La colpa non era di nessuno, se non di noi stessi. Condividevamo una 
bibita in quattro, bevendo dalla stessa bottiglia e nessuno moriva per 
questo. Non avevamo Playstation, Nintendo 64, Xbox, videogiochi, 
televisione via cavo 99 canali, videoregistratori, dolby surround, 
cellulari personali, computer, chatroom su Internet. Avevamo solo tanti,
 tanti amici. Uscivamo, andavamo in bicicletta o camminavamo fino a casa
 dell’amico, suonavamo il campanello semplicemente per vedere se lui era
 lì e poteva uscire. Sì! Lì fuori! Nel mondo crudele! Senza un 
guardiano! Facevamo giochi con bastoni e palline da tennis, si formavano
 delle squadre per giocare una partita, non tutti venivano scelti per 
giocare e gli scartati dopo non subivano un trauma. Alcuni studenti non 
erano brillanti come altri e quando perdevano un anno lo ripetevano. 
Nessuno andava dallo psicologo, dallo psicopedagogo, nessuno soffriva di
 dislessia né di problemi di attenzione né di iperattività, 
semplicemente prendeva qualche scapaccione e ripeteva l’anno, perché gli
 insegnanti avevano sempre ragione. Avevamo libertà, fallimenti, 
successi, responsabilità e imparavamo a gestirli. E allora la grande 
domanda è questa: come abbiamo fatto a sopravvivere noi bambini degli 
anni ’50 e ‘60, a crescere e a diventare grandi?".

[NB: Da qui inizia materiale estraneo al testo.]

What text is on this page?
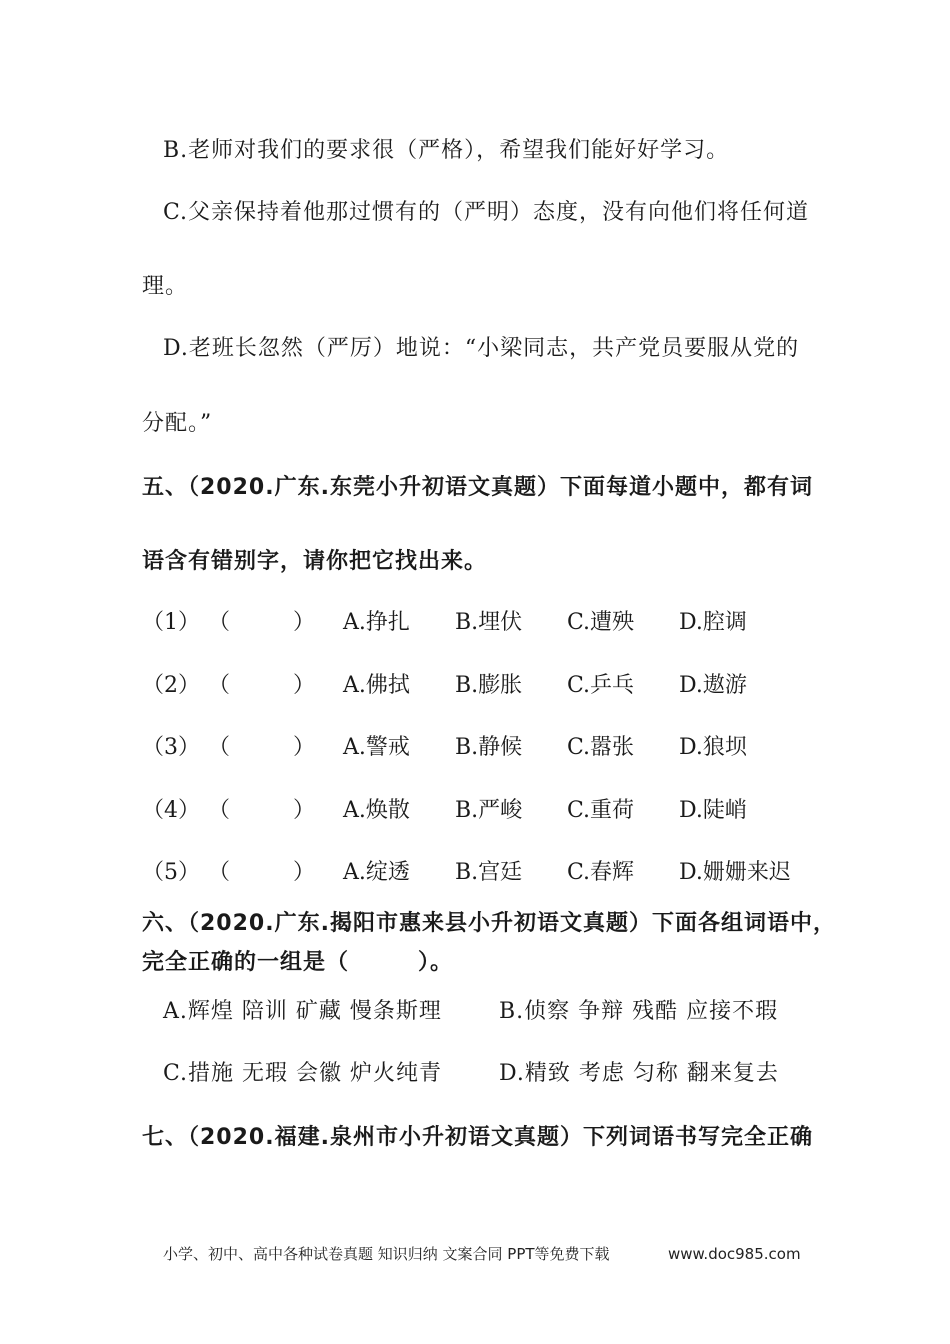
B.老师对我们的要求很（严格），希望我们能好好学习。
C.父亲保持着他那过惯有的（严明）态度，没有向他们将任何道
理。
D.老班长忽然（严厉）地说：“小梁同志，共产党员要服从党的
分配。”
五、（2020.广东.东莞小升初语文真题）下面每道小题中，都有词
语含有错别字，请你把它找出来。
（1） （	） A.挣扎 B.埋伏 C.遭殃 D.腔调
（2） （	） A.佛拭 B.膨胀 C.乒乓 D.遨游
（3） （	） A.警戒 B.静候 C.嚣张 D.狼坝
（4） （	） A.焕散 B.严峻 C.重荷 D.陡峭
（5） （	） A.绽透 B.宫廷 C.春辉 D.姗姗来迟
六、（2020.广东.揭阳市惠来县小升初语文真题）下面各组词语中，
完全正确的一组是（　　　）。
A.辉煌 陪训 矿藏 慢条斯理	B.侦察 争辩 残酷 应接不瑕
C.措施 无瑕 会徽 炉火纯青	D.精致 考虑 匀称 翻来复去
七、（2020.福建.泉州市小升初语文真题）下列词语书写完全正确
小学、初中、高中各种试卷真题 知识归纳 文案合同 PPT等免费下载	www.doc985.com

Questo ‘mantra’ circola da qualche settimana su WhatsApp. L’autore, 
certamente un uomo in età, è ignoto, come ignoti quasi sempre sono gli 
autori di certe barzellette fulminanti che nascono in genere negli 
ambienti impiegatizi da qualcuno che, per non morire di noia, dà libero 
sfogo alla propria fantasia.
L’obbiettivo sarcasticamente polemico dell’Autore Ignoto è lo Zeit 
Geist, lo spirito del tempo, la pretesa di mettere tutto ‘in sicurezza’,
 ‘a norma’, omologato da rigidi protocolli. Non siamo più in grado di 
accettare il rischio, l’imprevedibile, l’imponderabile, il Caso che i 
Greci chiamavano Fato. Ma in questa pretesa di controllare in tutto e 
per tutto la vita finiamo per non viverla più.

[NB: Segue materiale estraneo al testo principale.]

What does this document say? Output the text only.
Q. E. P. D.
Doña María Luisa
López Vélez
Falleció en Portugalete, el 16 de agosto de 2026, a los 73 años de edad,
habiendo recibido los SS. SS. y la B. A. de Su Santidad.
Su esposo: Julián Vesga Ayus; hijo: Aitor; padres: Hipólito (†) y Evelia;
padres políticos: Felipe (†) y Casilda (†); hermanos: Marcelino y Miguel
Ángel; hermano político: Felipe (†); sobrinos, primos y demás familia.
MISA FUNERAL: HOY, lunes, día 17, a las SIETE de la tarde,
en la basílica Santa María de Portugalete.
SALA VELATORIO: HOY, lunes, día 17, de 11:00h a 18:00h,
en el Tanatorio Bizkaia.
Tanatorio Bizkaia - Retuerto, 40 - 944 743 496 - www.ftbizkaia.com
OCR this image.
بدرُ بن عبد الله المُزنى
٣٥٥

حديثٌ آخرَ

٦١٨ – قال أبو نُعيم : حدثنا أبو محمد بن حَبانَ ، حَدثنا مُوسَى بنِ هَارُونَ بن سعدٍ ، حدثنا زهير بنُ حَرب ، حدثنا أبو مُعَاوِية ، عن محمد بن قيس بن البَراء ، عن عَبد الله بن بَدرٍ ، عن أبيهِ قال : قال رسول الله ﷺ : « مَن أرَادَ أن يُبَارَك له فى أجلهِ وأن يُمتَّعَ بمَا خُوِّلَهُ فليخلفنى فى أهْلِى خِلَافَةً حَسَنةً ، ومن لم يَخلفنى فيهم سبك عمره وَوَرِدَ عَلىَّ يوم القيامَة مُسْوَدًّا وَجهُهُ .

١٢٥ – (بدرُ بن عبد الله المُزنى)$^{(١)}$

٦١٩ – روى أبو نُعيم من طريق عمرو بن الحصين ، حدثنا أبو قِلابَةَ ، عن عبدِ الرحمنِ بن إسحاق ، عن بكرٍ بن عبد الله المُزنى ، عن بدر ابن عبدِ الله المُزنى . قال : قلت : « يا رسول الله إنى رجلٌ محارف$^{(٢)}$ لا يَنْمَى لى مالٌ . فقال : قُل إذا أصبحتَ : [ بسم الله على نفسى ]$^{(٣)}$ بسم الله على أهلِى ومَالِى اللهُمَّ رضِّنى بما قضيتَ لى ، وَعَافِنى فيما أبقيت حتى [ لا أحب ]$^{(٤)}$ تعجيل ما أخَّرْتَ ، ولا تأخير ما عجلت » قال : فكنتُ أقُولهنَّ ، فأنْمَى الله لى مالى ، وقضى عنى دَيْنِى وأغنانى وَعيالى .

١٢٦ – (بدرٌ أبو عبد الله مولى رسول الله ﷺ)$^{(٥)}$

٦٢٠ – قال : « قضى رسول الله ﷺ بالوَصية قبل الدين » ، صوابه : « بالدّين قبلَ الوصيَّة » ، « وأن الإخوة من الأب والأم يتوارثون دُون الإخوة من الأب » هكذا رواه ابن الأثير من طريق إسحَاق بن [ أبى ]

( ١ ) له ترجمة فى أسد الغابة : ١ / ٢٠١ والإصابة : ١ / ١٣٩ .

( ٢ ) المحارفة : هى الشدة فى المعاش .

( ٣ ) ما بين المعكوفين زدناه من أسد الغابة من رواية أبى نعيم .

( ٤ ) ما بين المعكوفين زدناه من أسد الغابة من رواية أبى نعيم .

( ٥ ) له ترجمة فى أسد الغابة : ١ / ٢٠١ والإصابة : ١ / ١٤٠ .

Io mi identifico totalmente nell’Autore Ignoto che offre una serie di
 spunti che mi spiace di non poter qui sviluppare. Sono anch’io ‘un 
ragazzo degli anni ‘50’, la nostra ‘educazione sentimentale’ è stata 
sulla strada e, sia pur fra qualche rischio e pericolo, ci ha insegnato,
 fra le altre, una cosa fondamentale: il principio di responsabilità 
(nel ‘mantra’ è l’accenno al ragazzino che si rompe un osso facendo a 
bastonate in una lotta fra bande o al ripetente). Oggi bambini o, 
peggio, adulti che si sia, la colpa è sempre degli altri, di un’infanzia
 difficile, della scuola, degli insegnanti, delle cattive compagnie, del
 ‘così fan tutti’. Quel principio di responsabilità che da tempo è 
venuto meno nella società italiana, in particolare nella classe politica
 ma anche fra i ‘very normal people’, e che è uno dei motivi principali,
 se non addirittura il principale, della nostra difficoltà a vivere 
insieme.
Massimo Fini (Il Gazzettino, 14 novembre 2014)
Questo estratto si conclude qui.